By Jamie Prentis.
Tunis, 13 February 2016:
Four senior Libyan oil company executives were detained in Tripoli over an alleged fraud involving a new $425-million offshore oil storage vessel which only this week began woking in the Bouri oil field.
The executives, whose names are undisclosed, are from Mellitah Oil and Gas which operates the Bouri field. The company is a joint-venture between the National Oil Corporation and Italy’s Eni. The executives were detained by the Rada Deterrence Force which alleges that they abused their authority and wasted public money in the acquisition of the 120,000-tonne 329 metre-long storage tanker Gaza.
The floating storage and offloading (FSO) vessel was commissioned in 2012 from the South Korean yard STX Offshore & Shipbuilding in an ‘Engineer, Procure, Install, Commission’ (EPIC) contract typical of the oil industry. It was supposed to be delivered within 36 months. In fact it arrived last May at the Bouri field 120 kilometres off the coast. It has since been installed and tested before this week loading the first cargo into its 1.5 million barrel-capacity tanks.
Rada alleges that the contract price was inflated compared with the cost of other FSO vessels elsewhere in the world. It also says that though the Gaza was delivered eleven months late, penalty clauses for five percent of the contract value were not exercised. Moreover, it is being claimed the cost of the project overran by $100 million when the maximum overrun was limited to ten percent of the total price.

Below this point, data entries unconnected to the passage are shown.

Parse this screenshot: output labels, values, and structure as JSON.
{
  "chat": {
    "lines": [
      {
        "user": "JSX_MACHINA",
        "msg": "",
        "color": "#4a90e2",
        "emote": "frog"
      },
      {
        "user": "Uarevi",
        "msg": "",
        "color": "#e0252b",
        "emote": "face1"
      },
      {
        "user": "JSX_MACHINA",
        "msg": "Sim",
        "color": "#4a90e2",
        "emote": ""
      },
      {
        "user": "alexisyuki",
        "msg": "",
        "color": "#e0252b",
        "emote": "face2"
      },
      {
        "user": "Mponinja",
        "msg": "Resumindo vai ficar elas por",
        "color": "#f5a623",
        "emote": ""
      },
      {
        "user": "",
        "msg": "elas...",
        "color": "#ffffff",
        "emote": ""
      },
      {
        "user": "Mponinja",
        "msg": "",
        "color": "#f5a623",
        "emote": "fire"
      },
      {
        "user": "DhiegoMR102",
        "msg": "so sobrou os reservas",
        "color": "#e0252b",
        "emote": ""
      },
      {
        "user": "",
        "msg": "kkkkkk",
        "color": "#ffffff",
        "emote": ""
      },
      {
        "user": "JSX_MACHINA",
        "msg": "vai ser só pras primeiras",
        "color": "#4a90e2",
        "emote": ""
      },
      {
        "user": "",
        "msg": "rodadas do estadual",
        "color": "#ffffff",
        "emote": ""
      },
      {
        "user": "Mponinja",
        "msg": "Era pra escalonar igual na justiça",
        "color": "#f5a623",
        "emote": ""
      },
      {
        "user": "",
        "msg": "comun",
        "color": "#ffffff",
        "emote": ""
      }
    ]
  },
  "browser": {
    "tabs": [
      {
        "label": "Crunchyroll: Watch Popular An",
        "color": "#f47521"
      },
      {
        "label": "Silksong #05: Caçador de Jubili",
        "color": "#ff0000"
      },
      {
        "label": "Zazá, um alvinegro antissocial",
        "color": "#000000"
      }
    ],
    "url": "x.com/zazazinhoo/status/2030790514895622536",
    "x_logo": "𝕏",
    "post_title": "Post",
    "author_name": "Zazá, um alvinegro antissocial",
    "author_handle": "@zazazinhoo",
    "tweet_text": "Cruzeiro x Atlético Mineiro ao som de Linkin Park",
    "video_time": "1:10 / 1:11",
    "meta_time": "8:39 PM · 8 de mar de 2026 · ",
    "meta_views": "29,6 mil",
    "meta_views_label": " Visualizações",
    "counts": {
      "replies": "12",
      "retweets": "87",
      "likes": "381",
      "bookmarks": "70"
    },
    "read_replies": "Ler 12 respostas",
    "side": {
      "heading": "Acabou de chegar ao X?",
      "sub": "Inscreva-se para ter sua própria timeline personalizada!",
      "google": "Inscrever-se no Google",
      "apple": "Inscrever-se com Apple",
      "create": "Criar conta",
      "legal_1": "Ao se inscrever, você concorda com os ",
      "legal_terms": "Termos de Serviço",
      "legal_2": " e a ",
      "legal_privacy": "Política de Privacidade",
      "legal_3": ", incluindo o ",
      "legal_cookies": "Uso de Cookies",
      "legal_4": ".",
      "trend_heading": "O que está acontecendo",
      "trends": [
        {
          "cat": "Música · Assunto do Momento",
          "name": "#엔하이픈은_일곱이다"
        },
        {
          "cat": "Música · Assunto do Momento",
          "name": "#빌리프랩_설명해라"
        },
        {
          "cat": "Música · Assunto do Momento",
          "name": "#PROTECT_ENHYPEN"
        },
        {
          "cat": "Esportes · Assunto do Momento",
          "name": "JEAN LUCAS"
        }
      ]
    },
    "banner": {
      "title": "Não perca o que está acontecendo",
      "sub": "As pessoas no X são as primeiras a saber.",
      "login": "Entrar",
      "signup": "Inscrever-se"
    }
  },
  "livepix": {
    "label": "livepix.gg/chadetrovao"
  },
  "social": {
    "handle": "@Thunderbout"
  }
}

Rada says the men arrested include the chairman of the operations management committee in 2015, the legal adviser and the project manager who it alleges was also connected with the original bid.
The Gaza replaces the ageing storage tanker Sloug. The Bouri field discovered in 1976 began producing in 1988. Recently, Eni has begun to increase its activities in Libya. Last month it announced it had begun drilling an exploratory offshore gas well some 80 kilometres north of Zawia.